A guerra entre os dois cartéis começou em setembro de 2015. Recentemente, o sobrinho de Hutch, Gary, encabeçou um grande ataque onde tinha a intenção de matar um grande grupo de homens que acreditava estarem ligados a Kinahan. Enviou dois homens armados, disfarçados de polícias e armados com fuzis de assalto AK-47 e ainda outro homem, que carregava uma arma automática e que estava vestido como uma mulher, ao Regency Hotel, onde estavam os supostos membros do gangue rival a assistir a um combate de boxe.

O ataque chegou a ser reivindicado pelo IRA-Continuidade (CIRA, na sigla em inglês), sendo apresentado como uma retaliação pela morte de um dirigente de outra organização republicana extremista, o IRA-Verdadeiro, Alan Ryan, sucedida em setembro de 2012, também em Dublin.

O tiroteio causou um morto e três feridos. A vítima mortal foi identificado como David Byrne, de 34 anos, residente num bairro no sul da cidade, Crumlin. O bairro é conhecido como um dos pontos de Dublin onde é mais forte a presença do crime organizado e Byrne foi descrito pela polícia como dos mais importantes nomes do submundo local, ligado ao cartel Christy Kinahan. Segundo a polícia, o verdadeiro alvo do ataque era um outro dos chefes do bando, Daniel Kinahan, que escapou ileso.

No conflito seguinte, o grupo de Kinahan, cujo líder está constantemente a viajar entre as suas propriedades em Espanha, Norte de África e Dubai, foi responsável por 13 dos 15 assassinatos. Entre os mortos, havia dois civis inocentes que foram erradamente associados a Hutch.

Derek Coakley-Hutch, um sobrinho de Hutch, de 27 anos, foi dos últimos a morrer. O crime aconteceu no mês passado enquanto estava sentado num carro perto da prisão de Dublin em Wheatfield.

O campo de batalha estendeu-se também às prisões de segurança máxima da Irlanda. Os criminosos com ligação a cada um dos gangues têm de ser ser alojados em alas separadas. O clima de medo está presente em todas as áreas próximas dos cartéis, mesmo que seja só a vizinhança.

De acordo com um detetive veterano, a guerra só irá acabar se um dos dois principais criminosos for morto. A mesma fonte disse ao The Guardian que as autoridades sabem que Kinahan ofereceu uma recompensa de vários milhares de euros para quem sequestrasse o seu rival e o matasse, mas lentamente e de forma dolorosa.
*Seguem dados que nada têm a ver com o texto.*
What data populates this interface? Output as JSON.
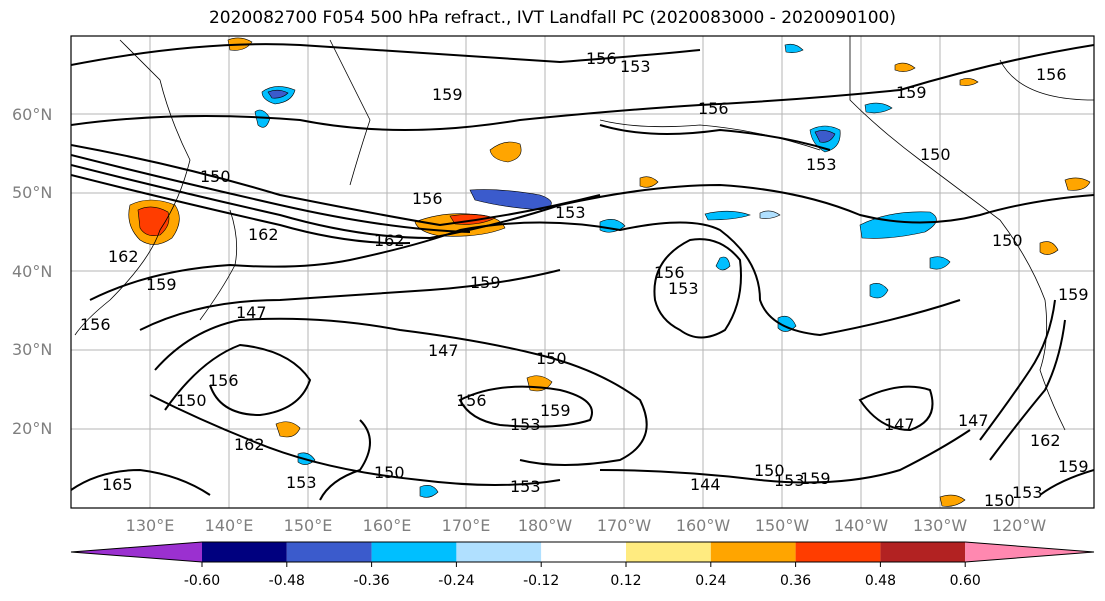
{
  "title": "2020082700 F054 500 hPa refract., IVT Landfall PC (2020083000 - 2020090100)",
  "chart_data": {
    "type": "heatmap",
    "title": "2020082700 F054 500 hPa refract., IVT Landfall PC (2020083000 - 2020090100)",
    "lat_ticks": [
      "20°N",
      "30°N",
      "40°N",
      "50°N",
      "60°N"
    ],
    "lon_ticks": [
      "130°E",
      "140°E",
      "150°E",
      "160°E",
      "170°E",
      "180°W",
      "170°W",
      "160°W",
      "150°W",
      "140°W",
      "130°W",
      "120°W"
    ],
    "grid": true,
    "contour_labels": [
      "156",
      "156",
      "156",
      "159",
      "159",
      "150",
      "150",
      "156",
      "153",
      "150",
      "162",
      "162",
      "153",
      "159",
      "156",
      "153",
      "147",
      "159",
      "147",
      "150",
      "156",
      "150",
      "162",
      "156",
      "153",
      "159",
      "153",
      "150",
      "153",
      "147",
      "147",
      "153",
      "150",
      "153",
      "159",
      "144",
      "150",
      "156",
      "162",
      "165",
      "159",
      "162",
      "159",
      "153"
    ],
    "colorbar": {
      "colors": [
        "#9b30d0",
        "#00007f",
        "#3b5bcc",
        "#00bfff",
        "#b0e0ff",
        "#ffffff",
        "#ffeb80",
        "#ffa500",
        "#ff3d00",
        "#b22222",
        "#ff88b0"
      ],
      "tick_labels": [
        "-0.60",
        "-0.48",
        "-0.36",
        "-0.24",
        "-0.12",
        "0.12",
        "0.24",
        "0.36",
        "0.48",
        "0.60"
      ],
      "tick_values": [
        -0.6,
        -0.48,
        -0.36,
        -0.24,
        -0.12,
        0.12,
        0.24,
        0.36,
        0.48,
        0.6
      ],
      "extend": "both"
    }
  }
}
"Durante décadas, o grupo alinhado com Gerry Hutch controlou as rotas de contrabando baseadas no porto de Dublin. O cartel de Kinahan sempre quis o controlo dessa rede e ao derrotar o grupo Hutch acabaram por assumir essas rotas. Há mais explicações para toda esta carnificina do que apenas uma vingança sangrenta, embora isso seja importante. Os Kinahans têm mais de uma razão para fazer a guerra e até a ganharem ", disse o detetive.